The concept of return on investment (ROI) for security has bugged me for a long time. Not because it isn’t a laudable goal. Of course, any investment you make should deliver something in return. Rather, it has bugged me because of it being narrowly defined and often based on spurious numbers.
This narrow view has led to some bizarre situations. The worst variety from a few years ago was the plethora of authentication / SSSO vendors running ROI numbers that went something like: because users login with 10 different authenticators, 20 times a day and it takes them 5 seconds each time then that’s 1000 seconds a day, roughly 17 minutes of time wasted. If the cost of that person is, say, $200 per day then across a 10,000 person organization you can save $15M per year, so of course you should buy our $2M software because it has a 750% ROI.
You can all see the flaw. Whenever some ROI discussion like this is based on fractional time saving then it only becomes real money if you then actually reduce the size of the employee base by $15M to realize the actual financial benefit stemming from that efficiency.
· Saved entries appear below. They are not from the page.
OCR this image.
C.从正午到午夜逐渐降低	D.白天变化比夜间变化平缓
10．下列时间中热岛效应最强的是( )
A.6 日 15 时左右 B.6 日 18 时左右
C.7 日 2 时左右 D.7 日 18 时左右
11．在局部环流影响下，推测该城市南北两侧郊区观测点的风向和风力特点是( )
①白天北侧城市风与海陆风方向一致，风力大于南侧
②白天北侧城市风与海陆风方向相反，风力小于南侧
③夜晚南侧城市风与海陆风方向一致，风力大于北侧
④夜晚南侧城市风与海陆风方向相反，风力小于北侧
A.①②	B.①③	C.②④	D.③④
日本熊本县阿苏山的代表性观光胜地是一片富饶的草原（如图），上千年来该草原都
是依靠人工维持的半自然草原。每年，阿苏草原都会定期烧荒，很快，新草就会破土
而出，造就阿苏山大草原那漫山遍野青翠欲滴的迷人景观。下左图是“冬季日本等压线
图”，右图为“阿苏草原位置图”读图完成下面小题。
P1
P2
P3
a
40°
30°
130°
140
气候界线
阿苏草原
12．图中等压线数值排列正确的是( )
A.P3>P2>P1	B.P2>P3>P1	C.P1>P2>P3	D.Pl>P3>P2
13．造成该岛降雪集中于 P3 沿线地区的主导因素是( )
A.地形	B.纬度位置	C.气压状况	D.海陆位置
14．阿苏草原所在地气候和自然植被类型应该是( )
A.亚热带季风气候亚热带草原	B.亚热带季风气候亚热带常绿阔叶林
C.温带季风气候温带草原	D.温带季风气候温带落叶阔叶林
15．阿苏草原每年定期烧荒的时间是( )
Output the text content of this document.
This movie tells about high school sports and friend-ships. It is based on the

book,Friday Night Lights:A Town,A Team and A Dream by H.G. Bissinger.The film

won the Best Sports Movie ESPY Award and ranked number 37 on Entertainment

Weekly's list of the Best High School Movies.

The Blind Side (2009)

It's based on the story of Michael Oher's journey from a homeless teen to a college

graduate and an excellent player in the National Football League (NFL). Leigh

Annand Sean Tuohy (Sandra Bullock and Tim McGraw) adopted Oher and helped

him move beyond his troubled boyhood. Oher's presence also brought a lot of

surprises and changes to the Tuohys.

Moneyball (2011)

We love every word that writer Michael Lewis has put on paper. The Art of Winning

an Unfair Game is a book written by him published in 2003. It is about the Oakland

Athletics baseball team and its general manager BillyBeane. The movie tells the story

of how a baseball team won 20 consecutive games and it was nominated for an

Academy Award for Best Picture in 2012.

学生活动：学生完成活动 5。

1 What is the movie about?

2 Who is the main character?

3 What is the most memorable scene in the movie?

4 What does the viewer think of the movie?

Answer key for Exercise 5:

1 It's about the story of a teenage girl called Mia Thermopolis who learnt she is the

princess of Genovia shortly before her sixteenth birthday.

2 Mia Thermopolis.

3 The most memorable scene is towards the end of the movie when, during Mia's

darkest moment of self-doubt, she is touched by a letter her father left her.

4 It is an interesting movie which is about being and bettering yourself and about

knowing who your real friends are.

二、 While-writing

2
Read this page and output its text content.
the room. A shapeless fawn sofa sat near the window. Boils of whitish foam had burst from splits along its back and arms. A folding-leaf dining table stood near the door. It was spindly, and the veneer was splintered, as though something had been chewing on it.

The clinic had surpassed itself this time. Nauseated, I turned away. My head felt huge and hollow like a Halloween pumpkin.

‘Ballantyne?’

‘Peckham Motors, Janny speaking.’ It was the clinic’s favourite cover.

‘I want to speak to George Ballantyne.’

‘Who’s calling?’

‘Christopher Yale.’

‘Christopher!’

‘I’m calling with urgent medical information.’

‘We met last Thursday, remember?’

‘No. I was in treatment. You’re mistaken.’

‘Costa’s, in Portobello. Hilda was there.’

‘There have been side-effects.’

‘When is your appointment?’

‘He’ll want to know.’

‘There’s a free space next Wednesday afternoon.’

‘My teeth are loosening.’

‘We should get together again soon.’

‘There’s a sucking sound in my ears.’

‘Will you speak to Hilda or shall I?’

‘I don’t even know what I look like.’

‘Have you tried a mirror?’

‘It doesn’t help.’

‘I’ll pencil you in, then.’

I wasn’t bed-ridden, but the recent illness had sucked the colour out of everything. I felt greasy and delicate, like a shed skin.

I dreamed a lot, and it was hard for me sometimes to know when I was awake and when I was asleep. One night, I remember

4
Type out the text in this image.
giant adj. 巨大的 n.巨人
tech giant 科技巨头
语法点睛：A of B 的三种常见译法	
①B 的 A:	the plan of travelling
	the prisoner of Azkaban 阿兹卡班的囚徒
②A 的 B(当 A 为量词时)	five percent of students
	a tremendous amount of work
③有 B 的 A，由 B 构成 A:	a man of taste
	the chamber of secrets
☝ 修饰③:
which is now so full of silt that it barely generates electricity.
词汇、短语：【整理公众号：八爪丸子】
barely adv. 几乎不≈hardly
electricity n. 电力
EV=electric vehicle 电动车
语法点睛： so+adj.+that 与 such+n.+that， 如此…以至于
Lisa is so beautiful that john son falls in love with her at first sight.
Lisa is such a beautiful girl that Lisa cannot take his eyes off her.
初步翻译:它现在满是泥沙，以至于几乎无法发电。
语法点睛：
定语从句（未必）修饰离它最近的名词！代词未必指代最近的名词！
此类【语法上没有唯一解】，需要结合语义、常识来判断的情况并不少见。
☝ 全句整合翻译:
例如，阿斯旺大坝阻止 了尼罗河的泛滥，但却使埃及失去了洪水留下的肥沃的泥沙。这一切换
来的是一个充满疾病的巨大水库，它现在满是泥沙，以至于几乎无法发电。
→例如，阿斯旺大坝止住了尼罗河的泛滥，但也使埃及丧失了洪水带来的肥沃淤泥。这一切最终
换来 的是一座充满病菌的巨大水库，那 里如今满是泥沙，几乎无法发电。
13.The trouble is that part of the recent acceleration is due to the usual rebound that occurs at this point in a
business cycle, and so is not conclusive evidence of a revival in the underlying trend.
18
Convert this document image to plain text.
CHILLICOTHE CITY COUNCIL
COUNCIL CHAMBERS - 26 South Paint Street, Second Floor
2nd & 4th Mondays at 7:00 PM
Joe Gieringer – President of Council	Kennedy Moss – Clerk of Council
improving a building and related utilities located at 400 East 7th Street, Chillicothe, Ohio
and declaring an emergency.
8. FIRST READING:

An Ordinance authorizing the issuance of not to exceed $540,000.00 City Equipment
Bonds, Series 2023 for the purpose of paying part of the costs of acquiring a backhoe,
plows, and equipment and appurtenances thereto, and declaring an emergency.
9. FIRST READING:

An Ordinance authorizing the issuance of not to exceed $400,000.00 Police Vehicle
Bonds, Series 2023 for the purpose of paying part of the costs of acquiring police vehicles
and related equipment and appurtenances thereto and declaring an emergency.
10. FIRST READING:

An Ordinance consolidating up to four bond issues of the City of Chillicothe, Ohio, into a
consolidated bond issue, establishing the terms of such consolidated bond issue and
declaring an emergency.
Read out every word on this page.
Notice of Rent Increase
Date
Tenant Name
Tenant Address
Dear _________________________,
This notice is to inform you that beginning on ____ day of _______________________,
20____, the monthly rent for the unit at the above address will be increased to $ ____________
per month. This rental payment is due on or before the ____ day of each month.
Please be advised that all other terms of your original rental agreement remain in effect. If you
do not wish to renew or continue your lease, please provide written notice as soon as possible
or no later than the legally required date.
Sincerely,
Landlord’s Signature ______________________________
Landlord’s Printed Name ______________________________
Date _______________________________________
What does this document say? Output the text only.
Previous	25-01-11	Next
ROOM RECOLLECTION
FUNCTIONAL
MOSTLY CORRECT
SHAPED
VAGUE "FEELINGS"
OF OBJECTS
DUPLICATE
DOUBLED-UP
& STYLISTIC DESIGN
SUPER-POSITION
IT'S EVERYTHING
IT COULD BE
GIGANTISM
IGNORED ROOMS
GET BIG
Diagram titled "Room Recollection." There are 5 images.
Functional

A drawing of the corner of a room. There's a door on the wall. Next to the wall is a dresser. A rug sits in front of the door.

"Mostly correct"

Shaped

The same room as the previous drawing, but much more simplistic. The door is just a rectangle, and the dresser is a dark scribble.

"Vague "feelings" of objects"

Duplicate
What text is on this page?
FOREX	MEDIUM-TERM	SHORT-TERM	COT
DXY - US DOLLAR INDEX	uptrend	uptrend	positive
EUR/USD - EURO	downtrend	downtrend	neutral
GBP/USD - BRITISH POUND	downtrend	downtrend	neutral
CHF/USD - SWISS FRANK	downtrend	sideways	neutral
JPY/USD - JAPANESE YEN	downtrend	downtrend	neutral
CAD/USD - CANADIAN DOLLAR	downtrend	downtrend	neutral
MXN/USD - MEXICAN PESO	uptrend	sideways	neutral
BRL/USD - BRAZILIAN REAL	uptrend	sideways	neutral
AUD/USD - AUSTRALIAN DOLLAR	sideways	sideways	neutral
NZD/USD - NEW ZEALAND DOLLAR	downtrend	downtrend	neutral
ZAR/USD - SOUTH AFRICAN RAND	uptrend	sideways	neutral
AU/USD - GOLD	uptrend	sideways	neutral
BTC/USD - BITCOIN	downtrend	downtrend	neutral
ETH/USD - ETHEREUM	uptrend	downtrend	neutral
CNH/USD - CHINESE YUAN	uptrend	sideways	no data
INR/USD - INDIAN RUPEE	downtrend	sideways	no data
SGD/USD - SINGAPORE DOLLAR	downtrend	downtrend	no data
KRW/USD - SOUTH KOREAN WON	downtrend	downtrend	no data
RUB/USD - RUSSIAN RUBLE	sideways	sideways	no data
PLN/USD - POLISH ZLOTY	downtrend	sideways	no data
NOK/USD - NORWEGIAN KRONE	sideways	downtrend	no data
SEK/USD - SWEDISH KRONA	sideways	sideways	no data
But with time slices like this you never can. Not to say you shouldn’t implement the SSSO solution, or other worthwhile controls, but not for this specific spurious ROI reason.
Similarly, back of the napkin potential loss calculations (even if you believed their accuracy, which you shouldn’t unless you’re using a solid methodology) as a means of showing ROI justified by using loss avoidance don’t matter either. They are usually invalid from an accounting practice unless you are actually reserving capital to cover those potential losses. In which case your ROI can be derived from reserving less loss absorbing capital which can then be deployed into real business revenue generation which results in actual income. Almost no one does this though. Again, not to say that potential loss avoidance shouldn’t be a prime motivator for many other reasons.
So, should we just give up and not bother with such analysis and just appeal to the better nature of organizations, the desire to do the right thing to protect customers, to assure continuity of operations and protect your brand / reputation. I would say, yes and no.
Yes, our primary goal should be to protect our customers and our organizations so as to sustain operational resilience under a range of scenarios. We should strive to make the risk mitigating steps we take to be cost effective and efficient and to raise the baseline by reducing the unit cost of control.
No, we actually shouldn’t give up on looking for pure ROI for security investments, we just need to shift our perspective to what is the return. We can look at return in the form of the adjacent benefits of security investments along with the operational efficiency of the controls we implement. Additionally, we can apply the same accounting rigor to calculating returns for controls as we would for business investment returns. Here’s a set of examples of security investments that can and often do show an actual real return on investment:
Implementation of controls that enable an insurance premium to be reduced
Addition of security features to products, often specifically for regulated industries, that as a result unlock markets by making it possible for customers to now use those products
Implementation of controls that, with rigor, can show that any retained loss absorbing capital can be reduced and released to then generate business returns
Adjustment of fraud or other controls that impede business transactions to yield a reduced false positive rate (or better customer experience to adjust alerts) such that there is a reduced rate of broken transactions (lost revenue)
Improvements in customer sign-up, identification, authentication and other checks to reduce onboarding failure rates, thereby increasing future revenue
Increased efficiency of integrating product security features with a customer's own security apparatus (for example, federated authentication and authorization) that permits more seamless sign-up for new products or increased utilization of and charges against current products
Addition of new security products that increase the efficiency and productivity of the security or related technology teams. As above, though, be careful on soft-dollar numbers. This ROI needs to be tied to rigorously defined actual cost-avoidance. For example, a series of new business initiatives means the security team must expand by 20 people. Those initiatives are going to happen and that funding is locked in, but with this particular security investment that growth can now be just 10 people and the budget for the other 10 is actually returned for other business purposes
Addition of new security controls that enable pre-existing controls (ideally more than one) to be replaced. But, this has to be such that hardware, software, people support, other operational expenses are actually eliminated as a result to yield an actual reduction in budget (pro rata) and returned for other business purposes
Measured improvements in efficiency that yield material savings for which budgets can be reduced, budgeted projected costs avoided, or meaningful extra revenue reliably projected. This could be everything from implementing new mobile working controls to permit sales and business development people to operate in new markets, developer tooling to improve product cycle times and bring new revenue generating features to market, through to reducing errors and other operating events that reduces downtime and actually reduces contractual penalties
There are likely many more examples. The key, though, for it to be considered actual ROI is that they result in actual savings or actual revenue growth that translates into real accounting entries - either budgeted items no longer needed and so real costs avoided or actual reduction in run rates.
Bottom line: if you want to drive ROI, which you should, then do it for real. Follow the money to actual accounting entries. But remember, even if you can’t generate ROI for some control improvements then it doesn’t mean those shouldn’t still be done. It might just simply be the right thing to do anyway.